Chaos game to get specific fractal

Question

In the Wikipedia page for Chaos Game, you can see this fractal, which is the result of the rule:

A point inside a square repeatedly jumps half of the distance towards a randomly chosen vertex, but the currently chosen vertex cannot be 1 or 3 places, respectively away from the two previously chosen vertices.

However, that is unlikely since the rule implies that all the point will do is to get closer to vertex 1 or 3 (or 2 or 4), so that the image after some iterations would be a line joining both vertices.

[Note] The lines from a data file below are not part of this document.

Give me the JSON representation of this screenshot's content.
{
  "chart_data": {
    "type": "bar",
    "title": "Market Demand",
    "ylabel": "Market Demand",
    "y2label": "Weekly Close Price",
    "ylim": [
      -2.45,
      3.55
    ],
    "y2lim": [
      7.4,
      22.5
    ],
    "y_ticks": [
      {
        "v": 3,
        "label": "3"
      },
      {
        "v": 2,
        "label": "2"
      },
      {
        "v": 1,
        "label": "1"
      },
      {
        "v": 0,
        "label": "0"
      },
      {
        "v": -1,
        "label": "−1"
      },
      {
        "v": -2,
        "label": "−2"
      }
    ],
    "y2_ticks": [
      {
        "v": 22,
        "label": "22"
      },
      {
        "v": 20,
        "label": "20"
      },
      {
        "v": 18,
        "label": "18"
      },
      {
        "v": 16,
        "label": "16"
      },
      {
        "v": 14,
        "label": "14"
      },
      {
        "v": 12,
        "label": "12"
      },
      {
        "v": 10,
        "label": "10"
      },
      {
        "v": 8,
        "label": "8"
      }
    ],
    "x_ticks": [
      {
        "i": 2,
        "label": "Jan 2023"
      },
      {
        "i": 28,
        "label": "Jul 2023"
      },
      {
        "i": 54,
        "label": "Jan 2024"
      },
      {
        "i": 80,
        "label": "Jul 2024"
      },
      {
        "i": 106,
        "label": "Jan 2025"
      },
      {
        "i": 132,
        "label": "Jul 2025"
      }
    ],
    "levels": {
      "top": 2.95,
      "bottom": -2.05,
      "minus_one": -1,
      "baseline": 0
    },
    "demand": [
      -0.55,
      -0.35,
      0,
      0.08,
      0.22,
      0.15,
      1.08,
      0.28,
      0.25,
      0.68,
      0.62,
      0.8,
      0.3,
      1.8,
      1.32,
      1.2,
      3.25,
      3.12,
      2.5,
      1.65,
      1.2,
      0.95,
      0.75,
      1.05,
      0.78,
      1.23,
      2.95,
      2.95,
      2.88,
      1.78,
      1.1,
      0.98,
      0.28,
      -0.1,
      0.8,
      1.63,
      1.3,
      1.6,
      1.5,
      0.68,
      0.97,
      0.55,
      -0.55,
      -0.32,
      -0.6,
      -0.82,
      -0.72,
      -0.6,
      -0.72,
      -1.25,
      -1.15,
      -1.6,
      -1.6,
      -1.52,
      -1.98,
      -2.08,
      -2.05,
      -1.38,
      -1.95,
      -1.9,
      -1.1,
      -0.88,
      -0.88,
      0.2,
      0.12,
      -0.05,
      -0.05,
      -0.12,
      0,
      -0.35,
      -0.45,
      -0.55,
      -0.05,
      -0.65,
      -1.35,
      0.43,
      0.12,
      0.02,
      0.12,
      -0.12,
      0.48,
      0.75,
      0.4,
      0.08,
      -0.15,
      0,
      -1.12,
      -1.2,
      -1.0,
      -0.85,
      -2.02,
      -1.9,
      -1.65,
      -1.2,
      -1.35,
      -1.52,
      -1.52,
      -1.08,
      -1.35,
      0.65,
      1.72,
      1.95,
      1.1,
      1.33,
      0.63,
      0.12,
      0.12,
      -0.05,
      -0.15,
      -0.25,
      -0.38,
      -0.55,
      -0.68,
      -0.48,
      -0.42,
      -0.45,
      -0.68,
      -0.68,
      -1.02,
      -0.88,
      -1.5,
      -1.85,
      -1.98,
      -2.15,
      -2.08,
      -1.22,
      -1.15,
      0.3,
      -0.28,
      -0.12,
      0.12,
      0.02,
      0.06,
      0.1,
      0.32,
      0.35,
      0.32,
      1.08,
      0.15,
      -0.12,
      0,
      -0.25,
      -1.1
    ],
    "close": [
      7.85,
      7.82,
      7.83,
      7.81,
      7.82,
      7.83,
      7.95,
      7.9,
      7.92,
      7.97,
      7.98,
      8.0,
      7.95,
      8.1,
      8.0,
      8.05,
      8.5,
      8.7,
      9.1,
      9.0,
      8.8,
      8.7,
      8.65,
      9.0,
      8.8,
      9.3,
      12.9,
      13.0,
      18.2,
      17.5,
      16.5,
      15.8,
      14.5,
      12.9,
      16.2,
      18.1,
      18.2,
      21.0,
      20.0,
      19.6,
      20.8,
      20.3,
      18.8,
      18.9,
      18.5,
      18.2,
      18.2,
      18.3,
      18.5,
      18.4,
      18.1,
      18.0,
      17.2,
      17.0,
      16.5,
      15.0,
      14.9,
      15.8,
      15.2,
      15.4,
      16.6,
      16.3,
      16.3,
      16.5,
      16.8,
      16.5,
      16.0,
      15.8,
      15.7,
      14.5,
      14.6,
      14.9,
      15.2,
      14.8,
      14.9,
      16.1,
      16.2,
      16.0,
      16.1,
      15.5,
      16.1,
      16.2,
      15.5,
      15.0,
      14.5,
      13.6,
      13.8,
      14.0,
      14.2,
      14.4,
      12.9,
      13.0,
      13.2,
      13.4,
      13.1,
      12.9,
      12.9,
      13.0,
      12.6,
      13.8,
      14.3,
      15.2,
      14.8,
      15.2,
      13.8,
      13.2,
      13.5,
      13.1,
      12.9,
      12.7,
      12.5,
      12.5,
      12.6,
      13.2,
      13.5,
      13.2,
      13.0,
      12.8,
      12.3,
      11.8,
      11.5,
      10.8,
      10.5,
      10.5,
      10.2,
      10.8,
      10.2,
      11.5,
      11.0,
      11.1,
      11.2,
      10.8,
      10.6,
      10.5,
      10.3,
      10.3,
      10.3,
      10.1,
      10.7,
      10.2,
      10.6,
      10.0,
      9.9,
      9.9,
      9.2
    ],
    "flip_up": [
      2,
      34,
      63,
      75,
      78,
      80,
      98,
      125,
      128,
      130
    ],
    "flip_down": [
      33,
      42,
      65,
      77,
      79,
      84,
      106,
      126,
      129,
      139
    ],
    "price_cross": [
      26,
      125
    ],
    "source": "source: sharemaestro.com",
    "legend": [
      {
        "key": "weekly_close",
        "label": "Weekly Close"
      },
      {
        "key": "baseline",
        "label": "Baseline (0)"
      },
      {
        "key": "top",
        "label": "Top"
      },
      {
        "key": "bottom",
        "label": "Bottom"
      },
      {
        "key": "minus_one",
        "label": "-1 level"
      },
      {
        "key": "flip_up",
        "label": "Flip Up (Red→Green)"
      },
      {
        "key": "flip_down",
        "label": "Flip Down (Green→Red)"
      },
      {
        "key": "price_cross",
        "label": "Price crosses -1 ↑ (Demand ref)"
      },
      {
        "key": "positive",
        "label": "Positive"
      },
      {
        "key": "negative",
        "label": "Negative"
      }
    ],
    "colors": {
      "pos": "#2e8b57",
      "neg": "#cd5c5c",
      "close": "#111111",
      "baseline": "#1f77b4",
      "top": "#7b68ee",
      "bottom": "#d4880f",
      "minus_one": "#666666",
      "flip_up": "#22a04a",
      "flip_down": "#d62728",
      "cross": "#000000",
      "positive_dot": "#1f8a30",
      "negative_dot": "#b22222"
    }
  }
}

Can you give a rule that produces the desired fractal?

Answer 1

Partial answer. I wrote the following MATLAB function to produce those pretty pictures:

function chaosGame(forbidden, mode, side, points)
  % CHAOSGAME play a chaos game
  %
  % https://en.wikipedia.org/wiki/Chaos_game
  %
  % A point inside a square repeatedly jumps half the distance
  % towards a randomly chosen vertex, but the currently chosen
  % vertex must obey the constraint specified by forbidden and
  % mode.
  %
  % - forbidden is a row vector with values from {0,1,2,3,NaN}.
  % - mode is either 'all' or 'any'
  %
  % If forbidden(k) is m, then the current vertex should not be
  % m places away (counterclockwise) from the one chosen k
  % turns before.  If forbidden(k) is NaN, the vertex chosen
  % k turns before imposes no constraint.
  %
  % If mode is 'all' all constraints specified by forbidden must
  % be satisfied.  If mode is 'any' at least one constraint must
  % be satisfied.  Using NaN with 'any' gives an unconstrained
  % choice.

  if nargin < 1 || isempty(forbidden)
    forbidden = [1 3];
  end
  if nargin < 2 || isempty(mode)
    mode = 'all';
  end
  if nargin < 3 || isempty(side)
    side = 1000;
  end
  if nargin < 4 || isempty(points)
    points = fix(side.^2);
  end

  switch mode
    case {'all'}
      compareall = true;
    case {'any'}
      compareall = false;
    otherwise
      error('mode should be either all or any')
  end

  % Start with a white canvas.
  canvas = ones(side);
  % List vertices from top left counterclockwise.
  vertices = [1 1; 1 side; side side; side 1];
  % Past vertex indices (which are in {0,1,2,3}) are initially
  % invalid (-1) so that the first vertex choice is free.
  past = -ones(size(forbidden));
  % Pick random starting point inside the canvas.
  p = side * rand(1,2);
  canvas(fix(p(1)), fix(p(2))) = 0;

  for n = 1:points
    while 1
      pick = randi([0 3]);
      d = mod(pick + forbidden, 4);
      if compareall
        validchoice = all(d ~= past);
      else
        validchoice = any(d ~= past);
      end
      if validchoice
        past = [pick past(1:end-1)];
        break
      end
    end
    vert = vertices(pick+1,:);
    p = (vert + p) / 2;
    canvas(fix(p(1)), fix(p(2))) = 0;
  end
  imshow(canvas,'InitialMagnification','fit')
end

This is what I got for forbidden set to $0$, $1$, $2$, and $[1,3]$ (from top to bottom, and from left to right):

I'm not sure the $[1,3]$ picture is what you describe, but it's definitely not the one on the Wikipedia page. The 'any' mode also produces some nice graphs:

As one would expect, there are more black points, but we are still far from the desired result.

(Note: the function also works with Octave (except for an inessential warning) but is much slower.)